In turning toward emptiness my life begins to take a new shape.
My first art class I was a freshman in high school. I loved my art teacher – also a first. A first crush on an older man – Mr. Brock. He taught me about Zen (claimed he was a Zen Catholic), Hegel’s Theory of Dialectics, and drawing. Not just any drawing – beginner’s mind drawing. I didn’t realize that until I was much older and more immersed in Buddhism and practicing Zen. Those moments in class 33 years ago are as clear and true as if they happened yesterday.
One gorgeous fall day we went outside for class to learn the exercise of drawing negative space. Instead of focusing on the object, we were to draw the shape around it. It took awhile to comprehend what he was saying. It was an exercise in seeing anew. I chose to draw the spaces around the lanky telephone poles and their sagging wires.
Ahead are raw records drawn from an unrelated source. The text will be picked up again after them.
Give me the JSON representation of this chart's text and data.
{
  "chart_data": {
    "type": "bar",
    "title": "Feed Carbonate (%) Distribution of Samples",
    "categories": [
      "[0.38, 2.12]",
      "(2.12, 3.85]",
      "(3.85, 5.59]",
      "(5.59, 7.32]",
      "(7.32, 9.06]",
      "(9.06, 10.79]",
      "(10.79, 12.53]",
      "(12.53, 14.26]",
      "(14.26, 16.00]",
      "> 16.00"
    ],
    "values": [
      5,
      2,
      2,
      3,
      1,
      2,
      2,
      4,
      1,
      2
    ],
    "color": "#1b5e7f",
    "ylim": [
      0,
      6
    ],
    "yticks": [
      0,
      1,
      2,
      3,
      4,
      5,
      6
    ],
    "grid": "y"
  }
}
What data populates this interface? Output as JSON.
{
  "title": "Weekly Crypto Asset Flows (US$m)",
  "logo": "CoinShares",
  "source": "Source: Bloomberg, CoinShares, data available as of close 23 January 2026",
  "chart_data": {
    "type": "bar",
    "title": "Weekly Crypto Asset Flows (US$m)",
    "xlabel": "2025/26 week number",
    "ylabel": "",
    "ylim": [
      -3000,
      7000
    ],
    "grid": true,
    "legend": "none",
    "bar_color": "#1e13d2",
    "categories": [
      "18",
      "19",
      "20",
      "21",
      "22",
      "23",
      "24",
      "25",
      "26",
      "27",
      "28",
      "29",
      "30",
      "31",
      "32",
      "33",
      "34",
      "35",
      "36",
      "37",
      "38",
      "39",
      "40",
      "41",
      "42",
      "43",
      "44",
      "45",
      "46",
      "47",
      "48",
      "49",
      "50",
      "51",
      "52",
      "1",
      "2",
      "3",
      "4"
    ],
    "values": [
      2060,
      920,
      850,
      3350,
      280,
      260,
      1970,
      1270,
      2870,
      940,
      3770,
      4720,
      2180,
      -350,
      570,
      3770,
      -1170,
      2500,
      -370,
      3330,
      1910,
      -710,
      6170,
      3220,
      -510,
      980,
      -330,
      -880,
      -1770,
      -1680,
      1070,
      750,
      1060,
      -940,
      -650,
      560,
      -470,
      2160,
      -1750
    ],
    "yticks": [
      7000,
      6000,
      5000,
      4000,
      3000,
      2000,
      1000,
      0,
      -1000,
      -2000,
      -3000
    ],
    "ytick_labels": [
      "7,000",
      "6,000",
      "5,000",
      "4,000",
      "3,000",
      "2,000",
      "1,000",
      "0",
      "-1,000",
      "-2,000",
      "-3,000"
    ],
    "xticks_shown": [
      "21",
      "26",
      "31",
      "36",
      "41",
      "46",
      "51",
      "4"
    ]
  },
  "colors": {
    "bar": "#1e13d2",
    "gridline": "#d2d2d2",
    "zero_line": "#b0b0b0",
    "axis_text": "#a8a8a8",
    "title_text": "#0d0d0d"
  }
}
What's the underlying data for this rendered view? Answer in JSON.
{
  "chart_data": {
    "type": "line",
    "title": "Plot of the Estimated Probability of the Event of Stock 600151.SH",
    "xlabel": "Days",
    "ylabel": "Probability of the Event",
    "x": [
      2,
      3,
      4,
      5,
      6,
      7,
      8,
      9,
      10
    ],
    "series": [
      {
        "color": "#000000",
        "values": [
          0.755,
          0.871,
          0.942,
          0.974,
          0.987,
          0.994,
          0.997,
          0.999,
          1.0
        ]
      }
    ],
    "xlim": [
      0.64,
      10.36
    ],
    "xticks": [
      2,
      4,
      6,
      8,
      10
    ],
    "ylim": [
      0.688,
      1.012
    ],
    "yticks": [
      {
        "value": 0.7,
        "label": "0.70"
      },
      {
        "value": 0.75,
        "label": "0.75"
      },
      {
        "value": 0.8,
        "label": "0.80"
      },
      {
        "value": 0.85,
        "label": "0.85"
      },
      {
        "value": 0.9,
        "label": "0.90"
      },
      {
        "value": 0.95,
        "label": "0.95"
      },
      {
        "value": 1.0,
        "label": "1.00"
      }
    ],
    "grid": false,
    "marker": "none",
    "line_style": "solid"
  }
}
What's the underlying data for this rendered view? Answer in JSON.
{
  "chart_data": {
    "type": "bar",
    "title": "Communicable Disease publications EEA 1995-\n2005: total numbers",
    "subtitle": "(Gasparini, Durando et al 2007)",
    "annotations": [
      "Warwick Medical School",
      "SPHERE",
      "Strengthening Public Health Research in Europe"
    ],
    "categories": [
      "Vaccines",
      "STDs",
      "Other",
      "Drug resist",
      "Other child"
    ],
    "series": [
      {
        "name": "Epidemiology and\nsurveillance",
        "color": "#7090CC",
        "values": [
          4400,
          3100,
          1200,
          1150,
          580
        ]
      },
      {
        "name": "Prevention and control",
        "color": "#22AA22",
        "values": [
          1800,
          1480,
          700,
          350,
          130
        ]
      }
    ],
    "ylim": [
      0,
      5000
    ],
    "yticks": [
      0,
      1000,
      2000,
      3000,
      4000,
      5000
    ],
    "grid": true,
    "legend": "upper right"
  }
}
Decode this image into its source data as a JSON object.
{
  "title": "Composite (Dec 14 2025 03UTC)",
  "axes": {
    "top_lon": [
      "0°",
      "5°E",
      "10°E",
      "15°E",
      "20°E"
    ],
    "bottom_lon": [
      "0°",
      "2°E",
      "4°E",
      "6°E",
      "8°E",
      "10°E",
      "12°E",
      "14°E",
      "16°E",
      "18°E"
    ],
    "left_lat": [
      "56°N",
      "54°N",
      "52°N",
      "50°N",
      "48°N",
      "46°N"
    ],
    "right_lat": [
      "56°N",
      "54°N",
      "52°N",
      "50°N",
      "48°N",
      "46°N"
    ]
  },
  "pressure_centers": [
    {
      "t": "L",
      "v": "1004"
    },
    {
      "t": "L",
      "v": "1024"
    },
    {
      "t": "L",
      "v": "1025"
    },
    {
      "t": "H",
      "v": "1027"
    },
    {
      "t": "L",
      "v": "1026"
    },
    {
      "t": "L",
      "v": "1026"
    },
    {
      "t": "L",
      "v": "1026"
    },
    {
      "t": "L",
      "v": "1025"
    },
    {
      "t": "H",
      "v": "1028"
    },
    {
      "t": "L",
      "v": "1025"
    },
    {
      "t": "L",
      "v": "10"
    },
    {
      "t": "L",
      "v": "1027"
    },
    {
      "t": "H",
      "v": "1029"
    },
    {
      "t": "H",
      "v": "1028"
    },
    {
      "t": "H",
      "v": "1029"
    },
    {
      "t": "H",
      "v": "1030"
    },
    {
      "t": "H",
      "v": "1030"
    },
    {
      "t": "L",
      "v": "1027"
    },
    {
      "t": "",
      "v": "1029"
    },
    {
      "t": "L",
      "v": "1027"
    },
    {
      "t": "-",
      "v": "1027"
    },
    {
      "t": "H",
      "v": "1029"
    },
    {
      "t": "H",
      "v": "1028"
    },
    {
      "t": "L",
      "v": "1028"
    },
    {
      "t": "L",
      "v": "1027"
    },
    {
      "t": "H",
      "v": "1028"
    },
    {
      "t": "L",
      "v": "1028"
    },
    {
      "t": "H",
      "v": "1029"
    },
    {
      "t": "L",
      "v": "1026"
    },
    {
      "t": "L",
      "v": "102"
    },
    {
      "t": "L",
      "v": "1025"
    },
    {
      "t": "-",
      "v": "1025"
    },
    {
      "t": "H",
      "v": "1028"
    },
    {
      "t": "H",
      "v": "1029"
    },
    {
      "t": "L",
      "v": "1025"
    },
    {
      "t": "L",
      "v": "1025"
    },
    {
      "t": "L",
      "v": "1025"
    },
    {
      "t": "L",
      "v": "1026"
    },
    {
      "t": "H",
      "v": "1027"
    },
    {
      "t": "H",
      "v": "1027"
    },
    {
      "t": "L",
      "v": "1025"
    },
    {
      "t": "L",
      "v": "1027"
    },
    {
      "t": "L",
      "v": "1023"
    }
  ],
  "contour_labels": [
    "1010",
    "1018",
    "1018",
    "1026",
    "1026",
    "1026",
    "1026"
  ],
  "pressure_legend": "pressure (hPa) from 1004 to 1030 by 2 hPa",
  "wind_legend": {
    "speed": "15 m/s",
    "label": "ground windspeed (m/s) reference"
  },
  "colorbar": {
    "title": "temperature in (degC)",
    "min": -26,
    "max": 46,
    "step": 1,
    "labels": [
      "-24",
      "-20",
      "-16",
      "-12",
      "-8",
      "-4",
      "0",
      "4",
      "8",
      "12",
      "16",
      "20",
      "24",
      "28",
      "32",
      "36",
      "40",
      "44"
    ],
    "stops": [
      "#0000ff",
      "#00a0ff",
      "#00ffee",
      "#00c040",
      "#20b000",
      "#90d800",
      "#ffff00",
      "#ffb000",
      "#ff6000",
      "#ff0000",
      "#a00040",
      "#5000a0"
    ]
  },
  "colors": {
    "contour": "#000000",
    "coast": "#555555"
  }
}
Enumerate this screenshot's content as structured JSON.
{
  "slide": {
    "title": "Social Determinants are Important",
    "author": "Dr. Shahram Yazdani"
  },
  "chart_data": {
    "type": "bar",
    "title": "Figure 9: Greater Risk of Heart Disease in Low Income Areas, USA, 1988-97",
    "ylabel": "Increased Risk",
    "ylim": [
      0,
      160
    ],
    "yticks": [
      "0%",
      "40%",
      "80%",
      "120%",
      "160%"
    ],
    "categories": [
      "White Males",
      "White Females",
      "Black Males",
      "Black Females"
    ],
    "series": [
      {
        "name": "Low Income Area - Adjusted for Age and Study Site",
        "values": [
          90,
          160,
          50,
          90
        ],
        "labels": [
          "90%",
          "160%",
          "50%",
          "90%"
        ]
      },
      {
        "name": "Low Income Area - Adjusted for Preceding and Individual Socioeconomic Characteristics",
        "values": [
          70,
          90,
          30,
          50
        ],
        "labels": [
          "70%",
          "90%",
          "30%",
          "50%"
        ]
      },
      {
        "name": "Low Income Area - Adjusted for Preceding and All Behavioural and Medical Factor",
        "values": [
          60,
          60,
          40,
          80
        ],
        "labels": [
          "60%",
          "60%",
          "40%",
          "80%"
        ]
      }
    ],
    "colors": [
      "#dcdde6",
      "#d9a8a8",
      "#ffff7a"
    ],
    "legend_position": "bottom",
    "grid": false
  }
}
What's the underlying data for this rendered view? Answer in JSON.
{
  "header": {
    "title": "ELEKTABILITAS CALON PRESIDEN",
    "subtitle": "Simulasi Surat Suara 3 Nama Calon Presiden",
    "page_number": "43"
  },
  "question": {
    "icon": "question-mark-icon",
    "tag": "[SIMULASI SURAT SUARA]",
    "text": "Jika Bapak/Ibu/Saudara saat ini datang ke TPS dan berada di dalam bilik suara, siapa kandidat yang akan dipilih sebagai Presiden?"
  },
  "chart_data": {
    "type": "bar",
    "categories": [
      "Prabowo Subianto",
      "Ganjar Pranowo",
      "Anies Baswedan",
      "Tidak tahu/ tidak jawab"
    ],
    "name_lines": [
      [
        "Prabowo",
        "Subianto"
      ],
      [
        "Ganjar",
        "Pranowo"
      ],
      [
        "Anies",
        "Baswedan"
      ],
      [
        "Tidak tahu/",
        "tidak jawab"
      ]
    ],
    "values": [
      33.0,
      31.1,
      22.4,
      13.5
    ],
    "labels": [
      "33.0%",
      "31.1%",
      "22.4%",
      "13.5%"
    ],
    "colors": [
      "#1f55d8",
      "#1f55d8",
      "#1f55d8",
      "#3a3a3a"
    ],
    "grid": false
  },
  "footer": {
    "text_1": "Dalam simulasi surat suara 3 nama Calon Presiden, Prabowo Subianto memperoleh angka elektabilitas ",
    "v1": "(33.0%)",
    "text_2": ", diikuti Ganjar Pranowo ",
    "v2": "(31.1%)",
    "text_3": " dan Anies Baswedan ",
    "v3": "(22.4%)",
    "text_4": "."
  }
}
I rarely looked down as I focused on completely following the lines and letting the idea of what I was seeing fall away in order to really see.
Now, I use words like a pencil, following them around the places where the dead ones used to be. Mom’s empty space looks like a coneflower and dad’s has taken the shape of fish, a crappie, from a Minnesota lake. Ryan’s is here too. Hers is surprisingly large for being so young. Then the one for Grandma Jo is shaped like a rosary. There is a negative space for Marty Brock too. The teacher who sharpened my sight but died of a massive heart attack in the middle of a golf game on the 17th hole.
Over the past few years, I’ve been trying to keep a certain shape to this life of mine by paying attention to what I think I know. Truth is? I know nothing. It’s when I focus on what is missing that my life has shape. It’s new and I don’t fully recognize it, but as long as I put one foot in front of the other it’s slowly coming into view.